Maki-zushi, the best sushi for beginners, are rolls of sushi usually involving fish, rice, and seaweed. The fish may or may not be raw, and the seaweed has been pressed into a thin paper. Maki-zushi may also contain strips of thinly julienne vegetables, such as cucumber or carrot. A regular roll has seaweed in the outside. The middle layer is rice, and the innermost layer is fish and/or vegetables. A reverse roll is similar, except the rice is on the outside and the middle layer is seaweed. Hand rolls are cone-shaped, containing rice and fish rolled in seaweed.

Nigiri-sushi is quite simple and usually familiar to sushi-eaters. It consists of a piece of fish resting on top of a block of rice. The fish is usually raw, and sometimes a strip of seaweed is used to hold the fish and rice together.

Gunkan sushi is a little more exotic than the other two varieties. It tends to use unusual types of sealife, such as urchins or fish eggs. The seafood is wrapped in seaweed and shaped like a boat, and usually rests on a little pile of rice. It is definitely for the more adventurous, and is generally not recommended for sushi beginners.

The rice used to make sushi is different from the Uncle Ben's that can be purchased in American supermarkets.

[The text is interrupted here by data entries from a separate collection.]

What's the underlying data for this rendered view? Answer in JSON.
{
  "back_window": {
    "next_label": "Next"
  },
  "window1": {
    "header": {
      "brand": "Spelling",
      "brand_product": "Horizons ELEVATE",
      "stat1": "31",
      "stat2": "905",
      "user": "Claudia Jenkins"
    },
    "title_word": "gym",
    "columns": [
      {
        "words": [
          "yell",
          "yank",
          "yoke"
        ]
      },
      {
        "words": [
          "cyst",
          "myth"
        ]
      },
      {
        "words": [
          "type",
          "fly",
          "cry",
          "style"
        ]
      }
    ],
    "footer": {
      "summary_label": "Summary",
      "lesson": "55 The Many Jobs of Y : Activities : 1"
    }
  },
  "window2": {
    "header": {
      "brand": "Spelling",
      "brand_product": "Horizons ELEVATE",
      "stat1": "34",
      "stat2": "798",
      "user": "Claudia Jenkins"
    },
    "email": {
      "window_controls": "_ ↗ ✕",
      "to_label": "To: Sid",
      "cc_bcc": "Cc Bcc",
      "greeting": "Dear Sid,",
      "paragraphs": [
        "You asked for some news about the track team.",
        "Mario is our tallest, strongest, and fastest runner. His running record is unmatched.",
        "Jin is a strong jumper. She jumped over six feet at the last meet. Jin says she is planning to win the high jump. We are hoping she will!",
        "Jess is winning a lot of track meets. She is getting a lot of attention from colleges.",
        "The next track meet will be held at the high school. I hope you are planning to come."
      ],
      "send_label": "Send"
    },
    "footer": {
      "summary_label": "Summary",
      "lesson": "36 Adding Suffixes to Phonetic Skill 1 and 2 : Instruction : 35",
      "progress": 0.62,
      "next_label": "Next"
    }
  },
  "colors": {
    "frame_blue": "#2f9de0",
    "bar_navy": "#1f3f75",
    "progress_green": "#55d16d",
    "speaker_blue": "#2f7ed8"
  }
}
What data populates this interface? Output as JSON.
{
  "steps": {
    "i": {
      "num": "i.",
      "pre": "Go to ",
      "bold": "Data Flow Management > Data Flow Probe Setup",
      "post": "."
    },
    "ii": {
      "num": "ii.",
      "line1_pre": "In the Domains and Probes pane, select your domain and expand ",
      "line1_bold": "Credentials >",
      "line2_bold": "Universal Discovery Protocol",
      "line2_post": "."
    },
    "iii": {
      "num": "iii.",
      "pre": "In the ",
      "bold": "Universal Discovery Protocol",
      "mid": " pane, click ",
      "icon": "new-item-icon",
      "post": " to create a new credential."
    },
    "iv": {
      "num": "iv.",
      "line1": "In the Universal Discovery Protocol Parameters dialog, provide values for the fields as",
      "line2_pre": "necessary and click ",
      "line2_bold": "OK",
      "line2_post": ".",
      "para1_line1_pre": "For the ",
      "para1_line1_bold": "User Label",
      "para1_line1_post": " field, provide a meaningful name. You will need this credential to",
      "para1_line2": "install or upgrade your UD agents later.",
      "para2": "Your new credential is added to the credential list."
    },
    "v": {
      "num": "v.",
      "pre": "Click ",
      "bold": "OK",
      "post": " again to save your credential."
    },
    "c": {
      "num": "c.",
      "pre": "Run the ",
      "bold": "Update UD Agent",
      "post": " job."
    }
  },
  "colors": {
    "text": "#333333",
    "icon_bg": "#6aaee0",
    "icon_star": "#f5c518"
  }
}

Sushi rice is short grained, although medium grained is sometimes used. It is often covered with talc, and needs to be rinsed before cooking. Most sushi chefs season the rice with vinegar and sugar after it is cooked.

Novice sushi eaters should sit at the bar, where they can watch the food being prepared by the sushi chef. Handling of the chopsticks involves certain rules of etiquette. The chopsticks should never be used for drumming, flipping, or sharing food. If you must pass a piece of sushi from one plate to another, use the opposite ends of the chopsticks that have not touched your mouth.

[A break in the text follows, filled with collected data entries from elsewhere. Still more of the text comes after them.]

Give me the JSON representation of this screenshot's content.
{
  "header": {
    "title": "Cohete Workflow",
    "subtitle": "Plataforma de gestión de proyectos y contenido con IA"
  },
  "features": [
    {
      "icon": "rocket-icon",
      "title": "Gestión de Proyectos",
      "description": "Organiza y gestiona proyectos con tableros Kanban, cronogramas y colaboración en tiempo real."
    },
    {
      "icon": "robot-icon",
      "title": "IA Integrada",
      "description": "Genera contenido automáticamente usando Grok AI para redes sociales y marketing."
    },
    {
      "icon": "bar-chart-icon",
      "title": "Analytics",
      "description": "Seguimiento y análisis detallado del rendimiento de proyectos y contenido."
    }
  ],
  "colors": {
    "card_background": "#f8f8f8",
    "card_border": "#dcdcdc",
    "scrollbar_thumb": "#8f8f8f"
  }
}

Most chopsticks come attached together in a paper packet. After sliding off the paper, separate the chopsticks with a snap. Do not rub the sticks together to remove any splintered wood. Doing so implies that the chef is cheap.

Chopsticks should never stab or spear food, nor should they be used to pull plates or bowls toward the edge of the table. Use the internet or watch a friend to learn the proper way to handle chopsticks. All you need is a little practice to become an expert. Most Japanese restaurants provide a ceramic holder for your chopsticks. Use it to hold them whenever they aren't in use.

A waitress may come around and offer you hot, wet cloth from a basket. Use it to wipe your hands, and then place it folded onto the counter or back into the basket. You may order soup or drinks from your waitress. Tea, sake, and beer are considered acceptable beverages when eating sushi. Do not order anything other than sashimi or sushi from your chef. It is considered impolite to do so.

You may ask the chef for his recommendations. Remember to order a variety of sushi. Different flavors complement one another, and this gives the chef an opportunity to show off both his fish and his talents.

Sushi bowls are garnished with papery thin slices of ginger. This is used to cleanse the palate between different types of sushi, and should not be used as a condiment. Wasabi, on the other hand, is considered to be the sushi condiment. It is from the root of a plant that yields one of the strongest spices in Japanese cooking. Use wasabi very sparingly until you become accustomed to the taste.

Some people also season their sushi with soy sauce, which is poured into a little ceramic dish. Americans frequently make the mistake of dipping the rice side of the sushi into the soy sauce. In actuality, the soy sauce is used to flavor the fish. Thus, the fish side of the sushi should be dipped. Particularly at a sushi bar, it is considered acceptable to eat with the hands.

It is generally considered best form to eat sushi in one bite. In Japan, sushi is served is small, bite-sized pieces. In the U.S., the size of sushi pieces tended to be a little larger. Although traditionally improper, most sushi chefs are understanding if the customer needs to cut the sushi into manageable pieces. Do not, however, pick up the sushi, take a bite, and then place the remainder of the piece back on the plate.